Initially these challenges and tribulations may feel awkward, embarrassing, and challenging, but eventually you will grow to know your spouse in such a way that handling difficulties will become, not routine, but safe-feeling. You’ll come out the other side and look at your spouse and feel like, “damn, we rocked that.” Unfortunately, the only way to get to this point is to weather these ups and downs. Together.

When I was in college training to be a teacher, I remember I was so frustrated when we studied pedagogical theories or brain development because I wanted specific strategies to use in my classroom. I now know that there could never be a list of strategies long enough to prepare me for the many, many different types of situations I’d see in the classroom.
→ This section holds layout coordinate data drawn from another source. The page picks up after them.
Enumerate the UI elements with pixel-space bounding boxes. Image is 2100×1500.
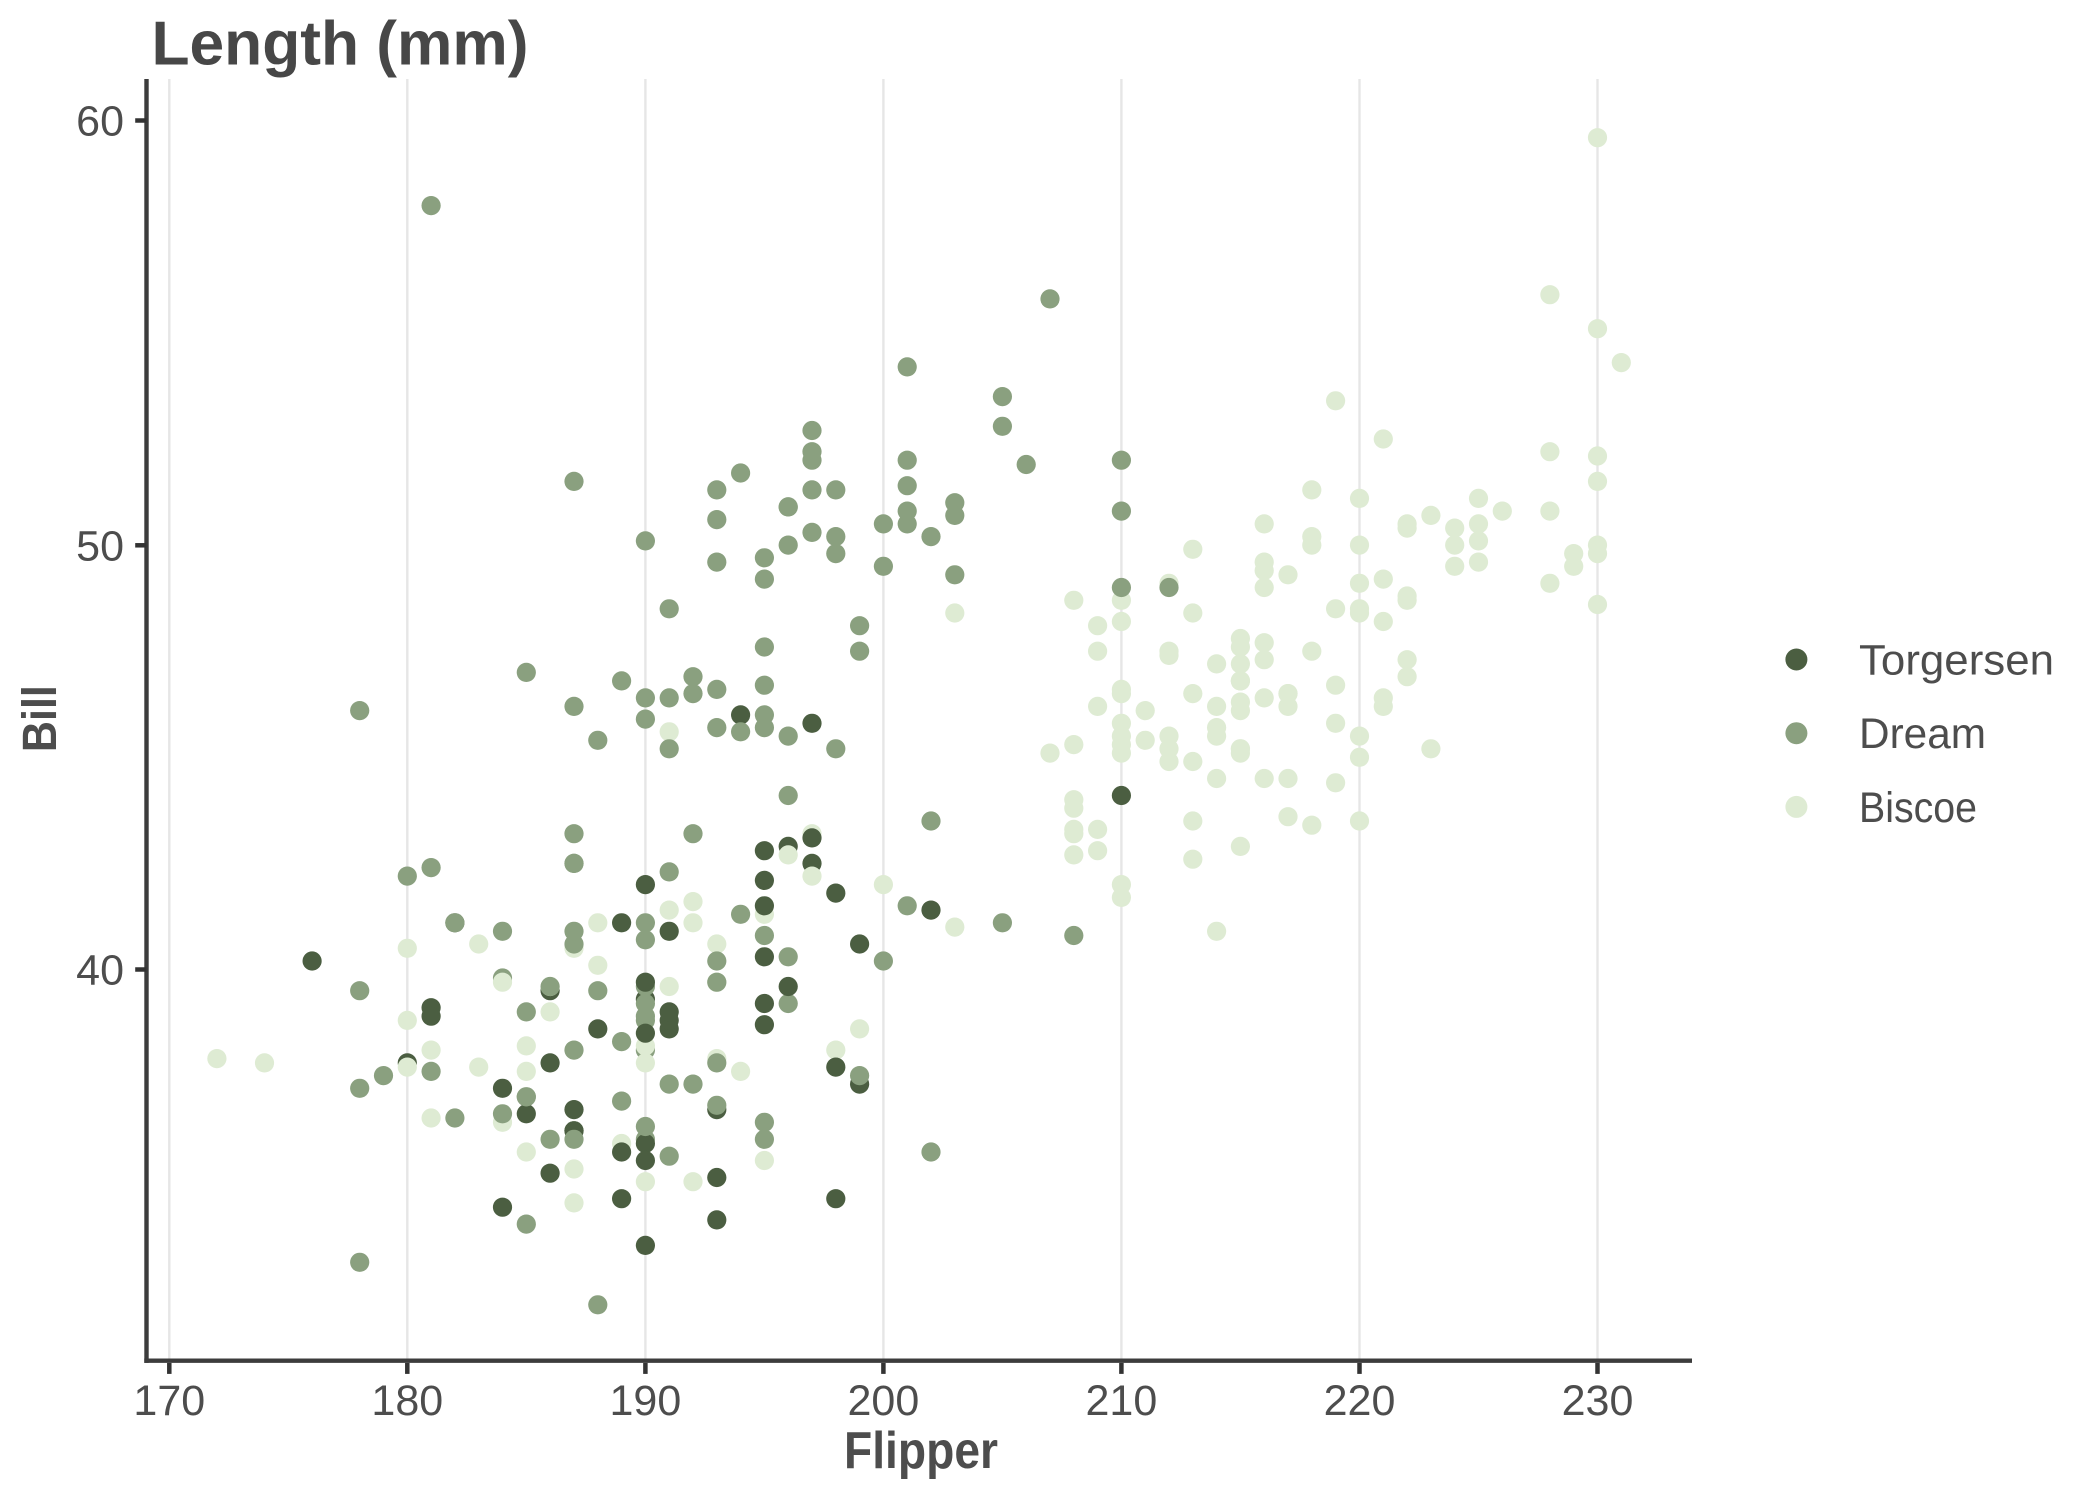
svg-text:Length (mm): Length (mm) bbox=[152, 10, 529, 79]
svg-text:230: 230 bbox=[1562, 1377, 1634, 1425]
svg-text:210: 210 bbox=[1086, 1377, 1158, 1425]
svg-text:190: 190 bbox=[610, 1377, 682, 1425]
svg-text:Torgersen: Torgersen bbox=[1859, 637, 2054, 685]
svg-text:40: 40 bbox=[76, 947, 124, 995]
svg-text:60: 60 bbox=[76, 98, 124, 146]
svg-text:Bill: Bill bbox=[14, 685, 67, 752]
svg-text:Biscoe: Biscoe bbox=[1859, 784, 1977, 832]
svg-text:Dream: Dream bbox=[1859, 710, 1986, 758]
svg-text:220: 220 bbox=[1324, 1377, 1396, 1425]
svg-text:Flipper: Flipper bbox=[844, 1422, 998, 1480]
svg-text:180: 180 bbox=[371, 1377, 443, 1425]
svg-text:200: 200 bbox=[848, 1377, 920, 1425]
svg-text:170: 170 bbox=[133, 1377, 205, 1425]
svg-text:50: 50 bbox=[76, 522, 124, 570]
Having a good foundational understanding of learning and development, however, has helped me grow and adapt to various situations.

That’s kind of how I feel about marriage advice. There a lot of specific strategies that will help, but having a good, foundational understanding of your relationship (past, present, and future) will give you a larger perspective.

When I was younger, one of my friend’s parents were going through a bit of a rough patch. There was a real possibility of divorce. When they decided to stay together, I remember his mom telling us that, yes, they had had a rough year, but within the perspective of a 30, 40, 50 year marriage – what’s a year? You’ll have rough patches, but if you accept that these are normal, I think it’s easier to focus on moving through them, rather than dwelling on the struggle. It’s important to grow together, to adapt, and to remain flexible, so that, whatever life throws at you, you’ll be able to adjust and move on. Together.

And maybe, someday, you’ll have kids… and then you’ll start all over again!